Activation records the server keys for the session and immediately tries to list their tools so the UI can report whether activation worked. On the next agent run, CodeAlta refreshes tools from active servers and registers enabled tools as deterministic aliases:

mcp__<server>__<tool>

Alias parts keep ASCII letters and digits and replace other characters with _. If sanitized server or tool names collide, CodeAlta appends a stable hash suffix. The MCP tool input schema is passed through to the agent tool definition, and direct agent calls delegate to the same runtime path as the MCP live-tool call operation.

If a server cannot start, connect, authenticate, or list tools, it contributes diagnostics for that request and no agent tools for that run. OAuth and interactive authentication UX are not implemented; configure static headers in JSON or authenticate the server outside CodeAlta.

MCP Servers dialog

Open the dialog from /mcp, the command palette entry MCP Servers, the MCP status indicator, or plugin management. The dialog can:

show global and project MCP definitions, including project definitions that shadow global ones;
add, edit, save, and remove server JSON definitions;
toggle server enablement through TOML policy;
discover tools in the background when a configured server is selected;
test a server with configured timeouts;
toggle individual tools by writing/removing raw tool names in disabled_tools.

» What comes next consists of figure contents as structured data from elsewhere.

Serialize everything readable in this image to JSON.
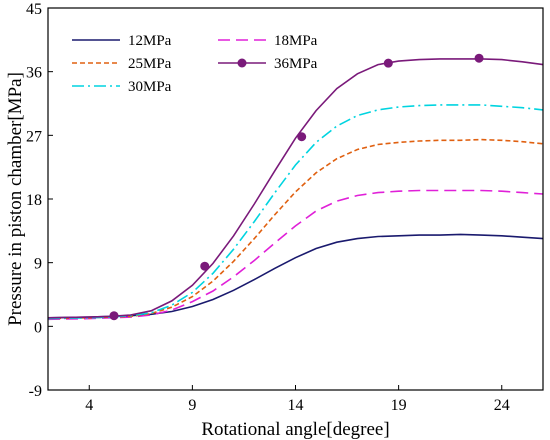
{
  "chart_data": {
    "type": "line",
    "title": "",
    "xlabel": "Rotational angle[degree]",
    "ylabel": "Pressure in piston chamber[MPa]",
    "xlim": [
      2,
      26
    ],
    "ylim": [
      -9,
      45
    ],
    "xticks": [
      4,
      9,
      14,
      19,
      24
    ],
    "yticks": [
      -9,
      0,
      9,
      18,
      27,
      36,
      45
    ],
    "grid": false,
    "legend_position": "top-left",
    "series": [
      {
        "name": "12MPa",
        "color": "#1a1a6e",
        "dash": "solid",
        "marker": "none",
        "x": [
          2,
          4,
          5,
          6,
          7,
          8,
          9,
          10,
          11,
          12,
          13,
          14,
          15,
          16,
          17,
          18,
          19,
          20,
          21,
          22,
          23,
          24,
          25,
          26
        ],
        "y": [
          1.2,
          1.3,
          1.4,
          1.5,
          1.7,
          2.1,
          2.8,
          3.8,
          5.1,
          6.6,
          8.2,
          9.7,
          11.0,
          11.9,
          12.4,
          12.7,
          12.8,
          12.9,
          12.9,
          13.0,
          12.9,
          12.8,
          12.6,
          12.4
        ]
      },
      {
        "name": "18MPa",
        "color": "#e020d8",
        "dash": "long-dash",
        "marker": "none",
        "x": [
          2,
          4,
          5,
          6,
          7,
          8,
          9,
          10,
          11,
          12,
          13,
          14,
          15,
          16,
          17,
          18,
          19,
          20,
          21,
          22,
          23,
          24,
          25,
          26
        ],
        "y": [
          1.0,
          1.1,
          1.2,
          1.3,
          1.6,
          2.3,
          3.5,
          5.0,
          7.0,
          9.3,
          11.8,
          14.2,
          16.3,
          17.7,
          18.5,
          18.9,
          19.1,
          19.2,
          19.2,
          19.2,
          19.2,
          19.1,
          18.9,
          18.7
        ]
      },
      {
        "name": "25MPa",
        "color": "#e06010",
        "dash": "short-dash",
        "marker": "none",
        "x": [
          2,
          4,
          5,
          6,
          7,
          8,
          9,
          10,
          11,
          12,
          13,
          14,
          15,
          16,
          17,
          18,
          19,
          20,
          21,
          22,
          23,
          24,
          25,
          26
        ],
        "y": [
          1.1,
          1.2,
          1.3,
          1.4,
          1.8,
          2.7,
          4.2,
          6.4,
          9.2,
          12.4,
          15.8,
          19.0,
          21.7,
          23.7,
          25.0,
          25.7,
          26.0,
          26.2,
          26.3,
          26.3,
          26.4,
          26.3,
          26.1,
          25.8
        ]
      },
      {
        "name": "30MPa",
        "color": "#00d4e0",
        "dash": "dash-dot",
        "marker": "none",
        "x": [
          2,
          4,
          5,
          6,
          7,
          8,
          9,
          10,
          11,
          12,
          13,
          14,
          15,
          16,
          17,
          18,
          19,
          20,
          21,
          22,
          23,
          24,
          25,
          26
        ],
        "y": [
          1.1,
          1.2,
          1.3,
          1.5,
          1.9,
          3.0,
          4.8,
          7.5,
          10.9,
          14.8,
          18.9,
          22.8,
          26.0,
          28.3,
          29.8,
          30.6,
          31.0,
          31.2,
          31.3,
          31.3,
          31.3,
          31.1,
          30.9,
          30.6
        ]
      },
      {
        "name": "36MPa",
        "color": "#7a1a7a",
        "dash": "solid",
        "marker": "circle",
        "x": [
          2,
          4,
          5,
          6,
          7,
          8,
          9,
          10,
          11,
          12,
          13,
          14,
          15,
          16,
          17,
          18,
          19,
          20,
          21,
          22,
          23,
          24,
          25,
          26
        ],
        "y": [
          1.2,
          1.3,
          1.4,
          1.6,
          2.2,
          3.6,
          5.8,
          8.9,
          12.8,
          17.3,
          22.0,
          26.6,
          30.5,
          33.6,
          35.7,
          37.0,
          37.5,
          37.7,
          37.8,
          37.8,
          37.8,
          37.7,
          37.4,
          37.0
        ],
        "marker_x": [
          5.2,
          9.6,
          14.3,
          18.5,
          22.9
        ],
        "marker_y": [
          1.5,
          8.5,
          26.8,
          37.2,
          37.9
        ]
      }
    ]
  }
}
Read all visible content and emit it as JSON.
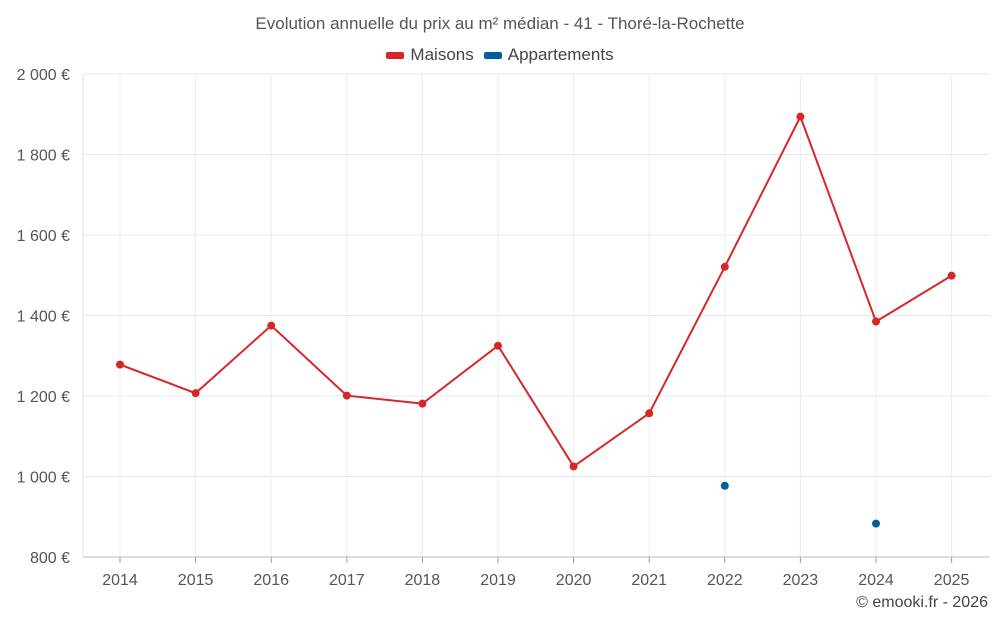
{
  "chart_data": {
    "type": "line",
    "title": "Evolution annuelle du prix au m² médian - 41 - Thoré-la-Rochette",
    "x": [
      "2014",
      "2015",
      "2016",
      "2017",
      "2018",
      "2019",
      "2020",
      "2021",
      "2022",
      "2023",
      "2024",
      "2025"
    ],
    "y_tick_labels": [
      "800 €",
      "1 000 €",
      "1 200 €",
      "1 400 €",
      "1 600 €",
      "1 800 €",
      "2 000 €"
    ],
    "y_ticks": [
      800,
      1000,
      1200,
      1400,
      1600,
      1800,
      2000
    ],
    "ylim": [
      800,
      2000
    ],
    "grid": true,
    "legend_position": "top-center",
    "series": [
      {
        "name": "Maisons",
        "color": "#d62728",
        "values": [
          1278,
          1207,
          1375,
          1201,
          1181,
          1325,
          1025,
          1157,
          1521,
          1894,
          1385,
          1499
        ]
      },
      {
        "name": "Appartements",
        "color": "#005f9e",
        "values": [
          null,
          null,
          null,
          null,
          null,
          null,
          null,
          null,
          977,
          null,
          883,
          null
        ]
      }
    ]
  },
  "credit": "© emooki.fr - 2026"
}
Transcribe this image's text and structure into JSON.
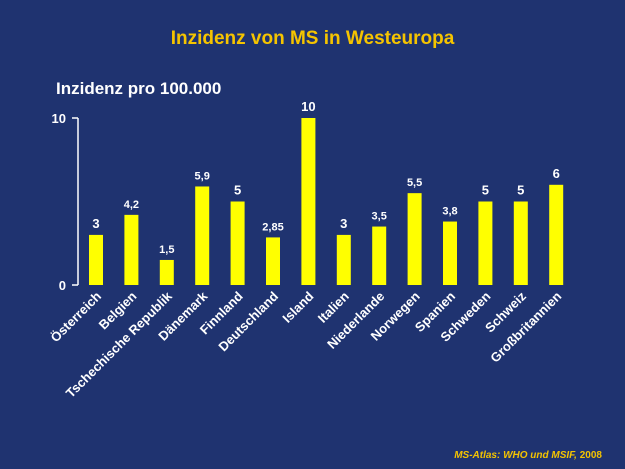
{
  "chart_data": {
    "type": "bar",
    "title": "Inzidenz von MS in Westeuropa",
    "ylabel": "Inzidenz pro 100.000",
    "xlabel": "",
    "categories": [
      "Österreich",
      "Belgien",
      "Tschechische Republik",
      "Dänemark",
      "Finnland",
      "Deutschland",
      "Island",
      "Italien",
      "Niederlande",
      "Norwegen",
      "Spanien",
      "Schweden",
      "Schweiz",
      "Großbritannien"
    ],
    "values": [
      3,
      4.2,
      1.5,
      5.9,
      5,
      2.85,
      10,
      3,
      3.5,
      5.5,
      3.8,
      5,
      5,
      6
    ],
    "value_labels": [
      "3",
      "4,2",
      "1,5",
      "5,9",
      "5",
      "2,85",
      "10",
      "3",
      "3,5",
      "5,5",
      "3,8",
      "5",
      "5",
      "6"
    ],
    "ylim": [
      0,
      10
    ],
    "yticks": [
      0,
      10
    ],
    "grid": false,
    "colors": {
      "background": "#1f3370",
      "bar": "#ffff00",
      "title": "#f5c400",
      "text": "#ffffff"
    }
  },
  "footer": {
    "source_italic": "MS-Atlas: WHO und MSIF,",
    "source_year": " 2008"
  }
}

Use Open JSON Config, or ask the agent to add/remove/update MCP servers, for advanced JSON shapes that the dialog form does not expose.

Current boundaries

Current MCP support focuses on tools. MCP resources, prompts, elicitation/user-interaction flows, automatic tool-list-changed refresh, and a long-lived process-wide MCP connection manager are not part of the shipped user workflow. Runtime connections are finite and request-scoped, with diagnostics redacted before display.

Disable it

Disable MCP runtime exposure and MCP command paths with:

[plugins.mcp]
enabled = false

The MCP plugin remains a built-in trusted plugin, so the global plugin bypasses on the plugins overview are still available for startup recovery.